Mr Seyyed Mohsen Mousavi, Miss Seyyedeh Maryam Mamduhi, Dr Javad Marzbanrad,
Volume 15, Issue 4 (12-2025)
Abstract
In lightweight body-in-white design, joints must not only provide strength but also allow for ductility and sufficient energy absorption. In this study, Single Lap Joints (SLJs) made with adhesive bonding are compared experimentally with those joined by Resistance Spot Welding (RSW) in low-carbon steel sheets. The influence of overlap length (15 and 25 mm) and weld number (one or two spots) is examined. Tensile force–displacement tests, conducted at room temperature with a crosshead speed of 1 mm/min, revealed that extending the overlap from 15 to 25 mm improved the peak load, final displacement, and fracture energy of the adhesive joints. Among the tested configurations, double spot welds (2RSW) provided the greatest capacity and toughness. However, adhesive joints with a 25 mm overlap (AB25) exhibited higher strength than single spot welds (1RSW), while their ductility was comparable.

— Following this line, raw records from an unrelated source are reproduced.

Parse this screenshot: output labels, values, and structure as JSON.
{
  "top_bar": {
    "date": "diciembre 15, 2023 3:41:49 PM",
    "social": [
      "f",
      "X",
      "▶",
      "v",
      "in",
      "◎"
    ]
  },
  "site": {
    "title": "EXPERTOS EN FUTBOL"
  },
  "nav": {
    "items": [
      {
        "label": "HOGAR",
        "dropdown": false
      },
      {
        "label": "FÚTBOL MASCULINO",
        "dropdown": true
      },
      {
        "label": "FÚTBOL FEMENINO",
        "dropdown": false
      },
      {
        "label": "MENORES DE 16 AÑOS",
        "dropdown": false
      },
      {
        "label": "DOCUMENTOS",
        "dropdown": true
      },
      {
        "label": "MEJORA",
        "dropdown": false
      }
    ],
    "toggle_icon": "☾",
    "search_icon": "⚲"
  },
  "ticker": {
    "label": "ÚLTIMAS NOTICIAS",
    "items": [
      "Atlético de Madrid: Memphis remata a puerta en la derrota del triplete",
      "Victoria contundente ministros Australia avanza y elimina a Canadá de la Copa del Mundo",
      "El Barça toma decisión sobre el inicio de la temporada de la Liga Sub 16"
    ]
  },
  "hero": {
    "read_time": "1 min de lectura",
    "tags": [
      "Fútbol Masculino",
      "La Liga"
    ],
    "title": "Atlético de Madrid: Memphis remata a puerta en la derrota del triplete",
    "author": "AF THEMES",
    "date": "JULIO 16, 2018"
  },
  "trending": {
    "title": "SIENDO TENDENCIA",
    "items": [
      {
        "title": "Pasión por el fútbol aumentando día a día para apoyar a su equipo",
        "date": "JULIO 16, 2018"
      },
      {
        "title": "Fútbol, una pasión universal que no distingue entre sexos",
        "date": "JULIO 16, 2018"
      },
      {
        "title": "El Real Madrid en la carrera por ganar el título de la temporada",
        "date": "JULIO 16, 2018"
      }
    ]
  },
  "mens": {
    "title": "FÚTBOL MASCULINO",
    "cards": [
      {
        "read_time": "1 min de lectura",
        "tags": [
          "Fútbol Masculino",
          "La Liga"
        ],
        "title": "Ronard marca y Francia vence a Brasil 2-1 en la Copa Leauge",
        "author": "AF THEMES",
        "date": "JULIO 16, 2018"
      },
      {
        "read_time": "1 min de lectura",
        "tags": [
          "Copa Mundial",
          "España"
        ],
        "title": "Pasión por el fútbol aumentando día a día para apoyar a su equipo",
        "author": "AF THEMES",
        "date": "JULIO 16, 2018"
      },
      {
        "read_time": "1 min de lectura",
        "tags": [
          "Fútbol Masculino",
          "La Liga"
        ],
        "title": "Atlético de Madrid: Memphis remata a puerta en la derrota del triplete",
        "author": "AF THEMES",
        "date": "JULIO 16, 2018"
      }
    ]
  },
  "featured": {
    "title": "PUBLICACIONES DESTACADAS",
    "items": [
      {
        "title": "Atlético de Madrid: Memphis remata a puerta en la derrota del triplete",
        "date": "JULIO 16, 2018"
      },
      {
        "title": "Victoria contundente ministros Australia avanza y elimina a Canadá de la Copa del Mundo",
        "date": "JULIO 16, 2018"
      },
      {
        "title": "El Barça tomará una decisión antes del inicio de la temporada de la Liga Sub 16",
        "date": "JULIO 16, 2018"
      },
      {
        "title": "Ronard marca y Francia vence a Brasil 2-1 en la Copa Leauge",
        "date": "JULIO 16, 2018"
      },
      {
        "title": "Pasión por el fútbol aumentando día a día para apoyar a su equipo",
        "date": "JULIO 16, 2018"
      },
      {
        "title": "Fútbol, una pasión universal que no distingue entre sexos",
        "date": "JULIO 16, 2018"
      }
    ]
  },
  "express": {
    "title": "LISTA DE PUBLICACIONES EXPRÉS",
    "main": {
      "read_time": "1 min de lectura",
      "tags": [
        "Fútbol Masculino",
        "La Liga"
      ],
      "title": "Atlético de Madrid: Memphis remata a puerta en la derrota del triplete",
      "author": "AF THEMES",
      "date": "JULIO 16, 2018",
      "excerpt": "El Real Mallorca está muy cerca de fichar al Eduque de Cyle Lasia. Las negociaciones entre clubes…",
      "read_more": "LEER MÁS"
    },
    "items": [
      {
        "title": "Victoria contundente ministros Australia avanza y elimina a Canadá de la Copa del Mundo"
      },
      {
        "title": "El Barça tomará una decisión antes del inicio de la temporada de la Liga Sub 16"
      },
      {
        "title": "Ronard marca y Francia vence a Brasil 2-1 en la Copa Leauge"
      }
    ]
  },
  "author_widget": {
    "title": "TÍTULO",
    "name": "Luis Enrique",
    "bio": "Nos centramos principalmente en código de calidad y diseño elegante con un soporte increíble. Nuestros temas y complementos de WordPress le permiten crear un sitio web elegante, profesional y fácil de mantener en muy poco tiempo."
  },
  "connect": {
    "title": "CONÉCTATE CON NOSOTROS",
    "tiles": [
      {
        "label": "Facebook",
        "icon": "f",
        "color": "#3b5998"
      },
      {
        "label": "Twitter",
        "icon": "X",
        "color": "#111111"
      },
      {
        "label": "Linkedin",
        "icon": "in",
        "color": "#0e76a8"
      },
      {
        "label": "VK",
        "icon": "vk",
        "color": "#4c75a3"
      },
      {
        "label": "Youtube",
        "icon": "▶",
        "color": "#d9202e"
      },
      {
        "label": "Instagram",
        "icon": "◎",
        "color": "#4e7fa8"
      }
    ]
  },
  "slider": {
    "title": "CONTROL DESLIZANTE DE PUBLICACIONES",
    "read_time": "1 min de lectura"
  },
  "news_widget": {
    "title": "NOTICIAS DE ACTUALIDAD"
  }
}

The observed failure modes varied across the joint types. In resistance spot welds, failure occurred mainly through button pull-out, whereas adhesive joints exhibited a mixed adhesive–cohesive failure mode. In contrast, the 2RSW specimens displayed pull-out and necking sequences, reflecting load sharing between the weld nuggets. Overall, the findings suggest straightforward design guidelines. When maximum strength and energy absorption are required, two Spot Welds (2RSW) are the best choice. On the other hand, AB25 joints, with a 25 mm overlap, provide higher strength than single Spot Welds (1RSW).